Before you starting house hunting, you need to make sure you are looking in the right price range. Getting pre-qualified by EFP will give you a better idea of how much home you can afford based on your current financial situation.
Think about where you will be in the years to come; whether you want to move again or planning to stay long term. This is an important factor when deciding which type of mortgage is best for you.
When a homebuyer is pre-qualified, he or she has provided the lender with the basic information to determine which loan program the homebuyer may qualify for. Whereas, when a homebuyer is pre-approved, the lender has collected, verified and presented the information needed for underwriting and approval.
Your interest rate is the monthly cost you pay on the unpaid balance of your home loan.

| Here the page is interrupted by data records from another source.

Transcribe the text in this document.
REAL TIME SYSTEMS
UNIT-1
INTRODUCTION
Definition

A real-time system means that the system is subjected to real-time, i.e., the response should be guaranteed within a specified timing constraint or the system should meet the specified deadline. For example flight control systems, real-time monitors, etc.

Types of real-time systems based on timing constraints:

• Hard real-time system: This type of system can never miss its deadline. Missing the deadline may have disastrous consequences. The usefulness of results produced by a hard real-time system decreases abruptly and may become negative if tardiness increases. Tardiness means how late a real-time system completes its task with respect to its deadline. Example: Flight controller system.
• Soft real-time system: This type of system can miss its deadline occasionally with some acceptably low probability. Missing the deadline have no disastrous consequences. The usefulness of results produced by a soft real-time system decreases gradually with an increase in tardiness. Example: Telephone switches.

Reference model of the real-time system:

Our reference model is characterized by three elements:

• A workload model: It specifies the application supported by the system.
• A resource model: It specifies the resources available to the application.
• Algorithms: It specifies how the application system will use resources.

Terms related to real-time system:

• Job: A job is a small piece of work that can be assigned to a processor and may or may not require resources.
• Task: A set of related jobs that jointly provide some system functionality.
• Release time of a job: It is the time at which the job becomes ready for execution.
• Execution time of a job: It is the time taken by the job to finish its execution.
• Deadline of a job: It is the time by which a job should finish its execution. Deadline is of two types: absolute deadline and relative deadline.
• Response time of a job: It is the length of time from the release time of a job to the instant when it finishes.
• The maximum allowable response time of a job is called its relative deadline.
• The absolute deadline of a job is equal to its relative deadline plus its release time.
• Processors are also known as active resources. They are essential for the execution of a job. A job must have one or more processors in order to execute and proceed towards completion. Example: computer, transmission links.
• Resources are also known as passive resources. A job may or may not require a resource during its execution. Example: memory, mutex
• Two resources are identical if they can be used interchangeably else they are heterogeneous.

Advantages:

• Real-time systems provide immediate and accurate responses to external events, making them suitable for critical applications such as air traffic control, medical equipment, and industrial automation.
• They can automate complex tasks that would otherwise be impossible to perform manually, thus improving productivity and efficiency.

An Annual Percentage Rate (APR) includes both your interest rate and any additional cost or prepaid finance charges such as the origination fee, points, private mortgage insurance, underwriting and processing fees (your actual fees may not include all of these items). While your interest rate is the rate at which you will make your monthly mortgage payments, the APR is a universal measurement that can assist you in comparing the cost of mortgage loans offered by different mortgage lenders.
If you have a fully amortizing mortgage, portions of your monthly mortgage payment go toward loan principal and interest. Interest-only mortgage payments include only the interest that is due on the outstanding principal balance. If your mortgage carries mortgage insurance, a portion of your monthly mortgage payment will pay this also, unless the lender has paid your mortgage insurance or you have paid your mortgage insurance upfront. If you have set up an escrow account for your mortgage, then portions also go toward your property taxes and homeowners insurance.